Last week, the school unveiled a labyrinth — a winding brick path that leads to a center.
The group of teachers and volunteers behind the project wanted to give the school’s students a peaceful place to clear their heads.
“I think this is an awesome thing to have,” said Ruth Richmond, an occupational therapist for the Burlington-Edison School District who serves Edison and Bay View elementary schools.
The hope is that students can utilize the labyrinth to calm down, instead of having to be disciplined, said Burlington-Edison School District art teacher Heidi Herder.
“Finding their center,” said Herder, who helped design and build the labyrinth.
Use of a labyrinth has worked for retired Edison Elementary second-grade teacher Jill Bailey in the time since she was diagnosed with a traumatic brain injury, she said.

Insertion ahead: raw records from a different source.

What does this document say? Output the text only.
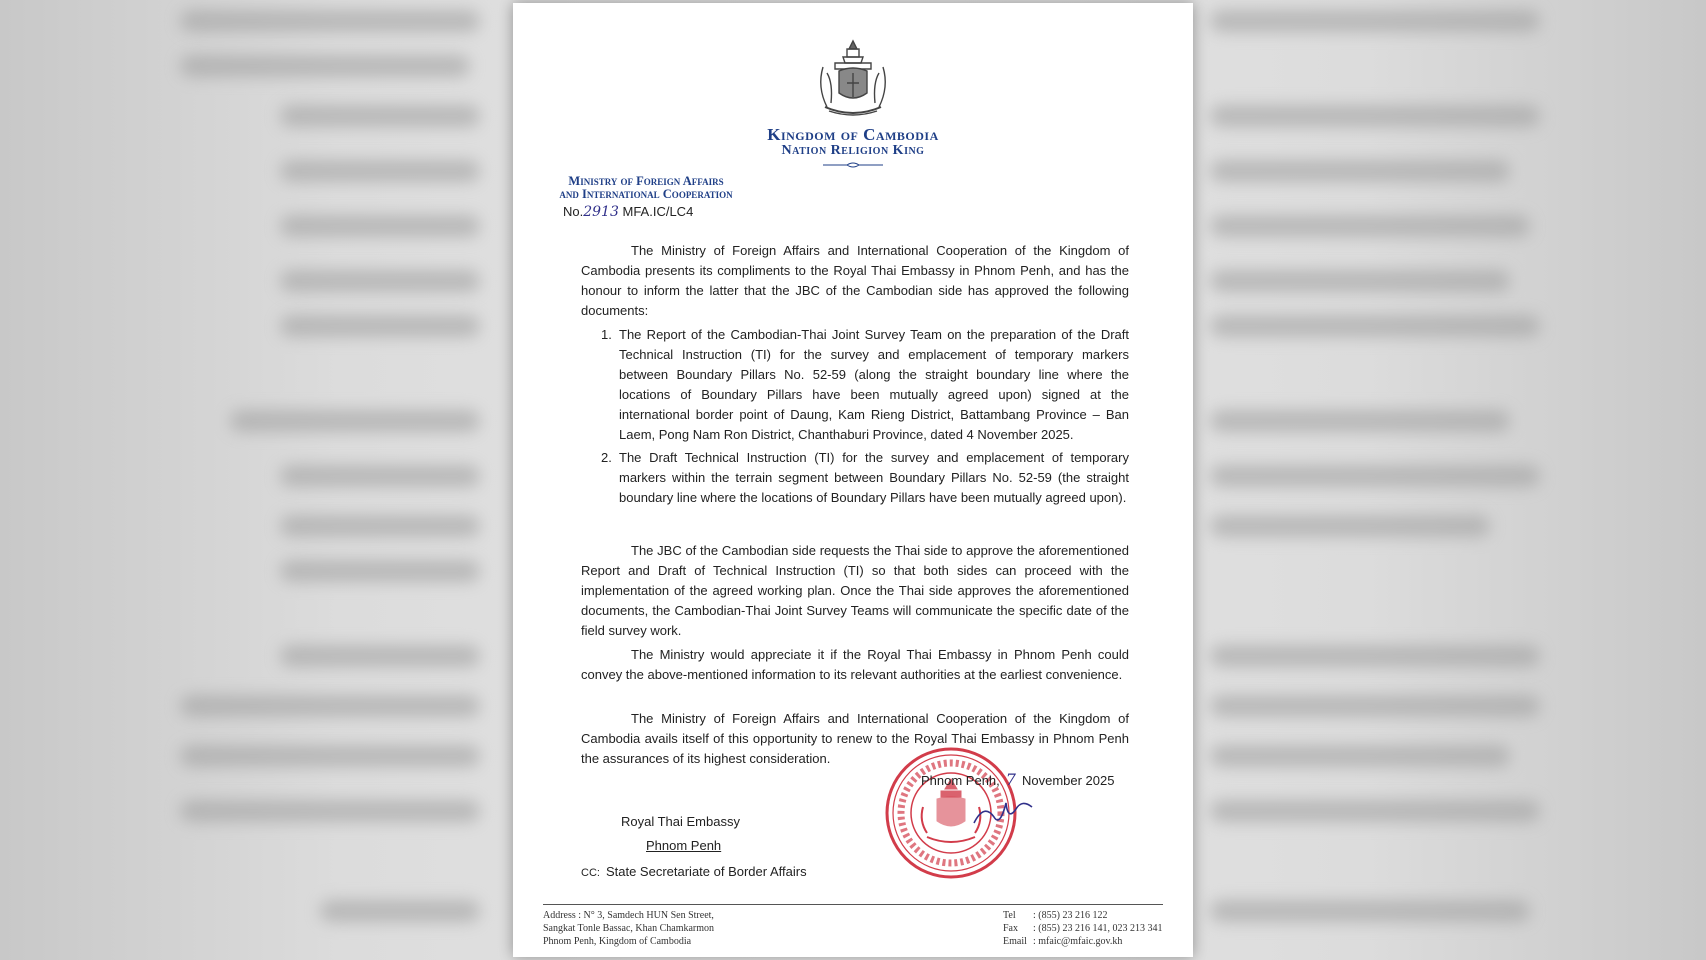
Kingdom of Cambodia
Nation Religion King
Ministry of Foreign Affairs
and International Cooperation
No.2913 MFA.IC/LC4

The Ministry of Foreign Affairs and International Cooperation of the Kingdom of Cambodia presents its compliments to the Royal Thai Embassy in Phnom Penh, and has the honour to inform the latter that the JBC of the Cambodian side has approved the following documents:

1. The Report of the Cambodian-Thai Joint Survey Team on the preparation of the Draft Technical Instruction (TI) for the survey and emplacement of temporary markers between Boundary Pillars No. 52-59 (along the straight boundary line where the locations of Boundary Pillars have been mutually agreed upon) signed at the international border point of Daung, Kam Rieng District, Battambang Province – Ban Laem, Pong Nam Ron District, Chanthaburi Province, dated 4 November 2025.
2. The Draft Technical Instruction (TI) for the survey and emplacement of temporary markers within the terrain segment between Boundary Pillars No. 52-59 (the straight boundary line where the locations of Boundary Pillars have been mutually agreed upon).

The JBC of the Cambodian side requests the Thai side to approve the aforementioned Report and Draft of Technical Instruction (TI) so that both sides can proceed with the implementation of the agreed working plan. Once the Thai side approves the aforementioned documents, the Cambodian-Thai Joint Survey Teams will communicate the specific date of the field survey work.

The Ministry would appreciate it if the Royal Thai Embassy in Phnom Penh could convey the above-mentioned information to its relevant authorities at the earliest convenience.

The Ministry of Foreign Affairs and International Cooperation of the Kingdom of Cambodia avails itself of this opportunity to renew to the Royal Thai Embassy in Phnom Penh the assurances of its highest consideration.

Phnom Penh, 7 November 2025
Royal Thai Embassy
Phnom Penh
CC: State Secretariate of Border Affairs
Address : N° 3, Samdech HUN Sen Street,
Sangkat Tonle Bassac, Khan Chamkarmon
Phnom Penh, Kingdom of Cambodia
Tel : (855) 23 216 122
Fax : (855) 23 216 141, 023 213 341
Email : mfaic@mfaic.gov.kh
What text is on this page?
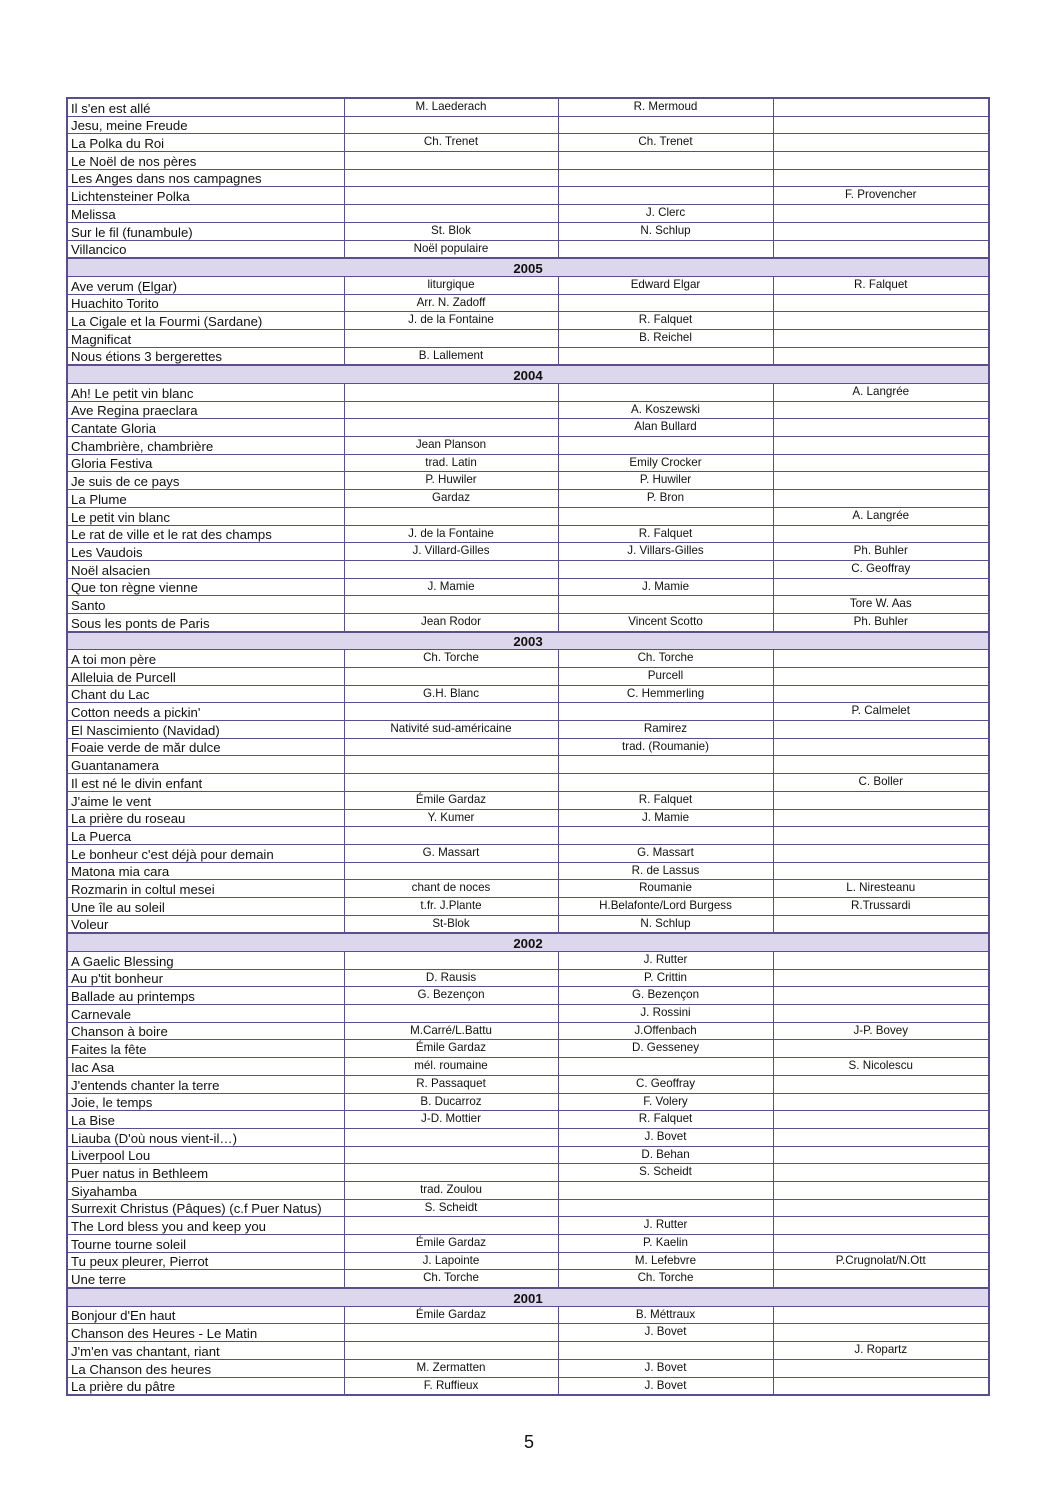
Il s'en est allé	M. Laederach	R. Mermoud	
Jesu, meine Freude			
La Polka du Roi	Ch. Trenet	Ch. Trenet	
Le Noël de nos pères			
Les Anges dans nos campagnes			
Lichtensteiner Polka			F. Provencher
Melissa		J. Clerc	
Sur le fil (funambule)	St. Blok	N. Schlup	
Villancico	Noël populaire		
2005			
Ave verum (Elgar)	liturgique	Edward Elgar	R. Falquet
Huachito Torito	Arr. N. Zadoff		
La Cigale et la Fourmi (Sardane)	J. de la Fontaine	R. Falquet	
Magnificat		B. Reichel	
Nous étions 3 bergerettes	B. Lallement		
2004			
Ah! Le petit vin blanc			A. Langrée
Ave Regina praeclara		A. Koszewski	
Cantate Gloria		Alan Bullard	
Chambrière, chambrière	Jean Planson		
Gloria Festiva	trad. Latin	Emily Crocker	
Je suis de ce pays	P. Huwiler	P. Huwiler	
La Plume	Gardaz	P. Bron	
Le petit vin blanc			A. Langrée
Le rat de ville et le rat des champs	J. de la Fontaine	R. Falquet	
Les Vaudois	J. Villard-Gilles	J. Villars-Gilles	Ph. Buhler
Noël alsacien			C. Geoffray
Que ton règne vienne	J. Mamie	J. Mamie	
Santo			Tore W. Aas
Sous les ponts de Paris	Jean Rodor	Vincent Scotto	Ph. Buhler
2003			
A toi mon père	Ch. Torche	Ch. Torche	
Alleluia de Purcell		Purcell	
Chant du Lac	G.H. Blanc	C. Hemmerling	
Cotton needs a pickin'			P. Calmelet
El Nascimiento (Navidad)	Nativité sud-américaine	Ramirez	
Foaie verde de măr dulce		trad. (Roumanie)	
Guantanamera			
Il est né le divin enfant			C. Boller
J'aime le vent	Émile Gardaz	R. Falquet	
La prière du roseau	Y. Kumer	J. Mamie	
La Puerca			
Le bonheur c'est déjà pour demain	G. Massart	G. Massart	
Matona mia cara		R. de Lassus	
Rozmarin in coltul mesei	chant de noces	Roumanie	L. Niresteanu
Une île au soleil	t.fr. J.Plante	H.Belafonte/Lord Burgess	R.Trussardi
Voleur	St-Blok	N. Schlup	
2002			
A Gaelic Blessing		J. Rutter	
Au p'tit bonheur	D. Rausis	P. Crittin	
Ballade au printemps	G. Bezençon	G. Bezençon	
Carnevale		J. Rossini	
Chanson à boire	M.Carré/L.Battu	J.Offenbach	J-P. Bovey
Faites la fête	Émile Gardaz	D. Gesseney	
Iac Asa	mél. roumaine		S. Nicolescu
J'entends chanter la terre	R. Passaquet	C. Geoffray	
Joie, le temps	B. Ducarroz	F. Volery	
La Bise	J-D. Mottier	R. Falquet	
Liauba (D'où nous vient-il…)		J. Bovet	
Liverpool Lou		D. Behan	
Puer natus in Bethleem		S. Scheidt	
Siyahamba	trad. Zoulou		
Surrexit Christus (Pâques) (c.f Puer Natus)	S. Scheidt		
The Lord bless you and keep you		J. Rutter	
Tourne tourne soleil	Émile Gardaz	P. Kaelin	
Tu peux pleurer, Pierrot	J. Lapointe	M. Lefebvre	P.Crugnolat/N.Ott
Une terre	Ch. Torche	Ch. Torche	
2001			
Bonjour d'En haut	Émile Gardaz	B. Méttraux	
Chanson des Heures - Le Matin		J. Bovet	
J'm'en vas chantant, riant			J. Ropartz
La Chanson des heures	M. Zermatten	J. Bovet	
La prière du pâtre	F. Ruffieux	J. Bovet	
5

“I was just, at the time, needing a place to be centered,” she said. “I needed to slow down and that’s what a labyrinth helps you do.”
As she adjusted to her new normal, Bailey said labyrinths were a way for her to cope.
“It calmed my head and stopped it from running,” she said.
At the center of the labyrinth will be a mosaic heron, an animal with significance to the Coast Salish people, Richmond said. The school’s students chose the heron for the labyrinth.
“(A heron) is calm, still, quiet,” Richmond said. “It has these long skinny legs and is somehow still stable, and that’s what we’ll be here.”
Richmond said she has been to similar labyrinths in the region and was excited to participate in the planning of this one, especially because it will be used by the school’s students.
Additionally, each class at the school is building a stepping stone to line the pathway into the labyrinth, and some students will be making their own labyrinths with finger paint, Herder said.